There’s a reason for that size discrepancy. Three.js does wayyyy more than ShaderPad can. If you want to build a full 3D scene, use Three.js. But if all you want is a funky interactive graphic, the cost in bundle size, complexity, and setup is much smaller with ShaderPad.
The main work of designing ShaderPad was deciding what to leave out. I’m happy with where the core API landed; it’s simple enough to learn over a single cup of tea.
I designed ShaderPad to keep as much work as possible on the GPU. Graphics performance problems often come from plumbing, not from the visible shader code, so I tried to make the defaults as performant as possible.
If you chain multiple shaders together, ShaderPad keeps that work in the same pipeline instead of taking expensive trips to the CPU. If several passes need the same face or pose tracking result, the library caches detection results. The goal here was to make you think less about the plumbing and more about the fun stuff.

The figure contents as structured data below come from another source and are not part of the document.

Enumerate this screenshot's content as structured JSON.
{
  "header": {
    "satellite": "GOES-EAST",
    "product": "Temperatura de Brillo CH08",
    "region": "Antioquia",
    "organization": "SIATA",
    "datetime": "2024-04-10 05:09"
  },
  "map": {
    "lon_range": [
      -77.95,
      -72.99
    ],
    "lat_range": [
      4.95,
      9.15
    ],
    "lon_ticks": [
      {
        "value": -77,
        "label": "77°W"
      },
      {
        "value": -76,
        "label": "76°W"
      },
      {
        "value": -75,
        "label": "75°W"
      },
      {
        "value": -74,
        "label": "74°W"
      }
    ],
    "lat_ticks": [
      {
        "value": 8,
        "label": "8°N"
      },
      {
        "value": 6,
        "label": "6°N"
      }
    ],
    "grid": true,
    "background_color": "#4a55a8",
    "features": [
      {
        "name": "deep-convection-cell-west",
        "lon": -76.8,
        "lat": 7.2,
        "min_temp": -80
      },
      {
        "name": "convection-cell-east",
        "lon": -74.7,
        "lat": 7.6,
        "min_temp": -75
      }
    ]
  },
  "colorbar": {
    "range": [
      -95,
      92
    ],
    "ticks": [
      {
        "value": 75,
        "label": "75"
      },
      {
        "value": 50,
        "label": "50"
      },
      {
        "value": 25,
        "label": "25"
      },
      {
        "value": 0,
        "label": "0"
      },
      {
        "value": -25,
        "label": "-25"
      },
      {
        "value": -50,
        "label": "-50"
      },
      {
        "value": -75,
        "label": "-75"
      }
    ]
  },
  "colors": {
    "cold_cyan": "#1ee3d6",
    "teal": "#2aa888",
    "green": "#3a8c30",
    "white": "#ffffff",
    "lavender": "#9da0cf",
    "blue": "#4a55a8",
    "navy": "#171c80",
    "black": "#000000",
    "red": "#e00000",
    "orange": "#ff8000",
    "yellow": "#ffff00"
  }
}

This is a weird moment for programming, so I wanted to share how I built ShaderPad.
I started building it before AI tools were very useful. I took my time designing the API around real needs I was encountering, and grew the library slowly as I needed it. AI is far more capable now than when I started this, and could probably one-shot some of the core functionality. But the challenge for a project like this is not generating more code; it’s deciding what to leave out. By default, AI still doesn’t care about a small bundle size, a tight API, or the kind of restraint that keeps a library from spreading in every direction. It usually wants to add more than I do.
But AI has helped with everything outside of the core. The docs site is the most thorough documentation I’ve ever written, and AI was a huge help scaffolding it. I rewrote every section for clarity, but getting such a thorough first pass is something I would not have done on my own. AI has also helped with restructuring explanations and reflecting changes across the docs, README, and examples. As a former technical writer, I’m stoked to see AI take over the boring parts of writing documentation.
And the AI wrote docs for itself! Now that it has a good reference, I’ve found AI to be a useful creative collaborator. I’m building Strange Camera to test ideas and push on ShaderPad’s edges. Early on, I hand-coded every filter. Now I can point an agent to the docs, describe an idea, and often get a working result back. It feels like a wide open version of Snapchat’s new “Imagine Lens”. Extremely fun.
ShaderPad gives you something steady to build on, then disappears into the background. To get started, check out the docs, the quickstart, or the interactive examples. I’m really excited to see the creative doodles you make with it.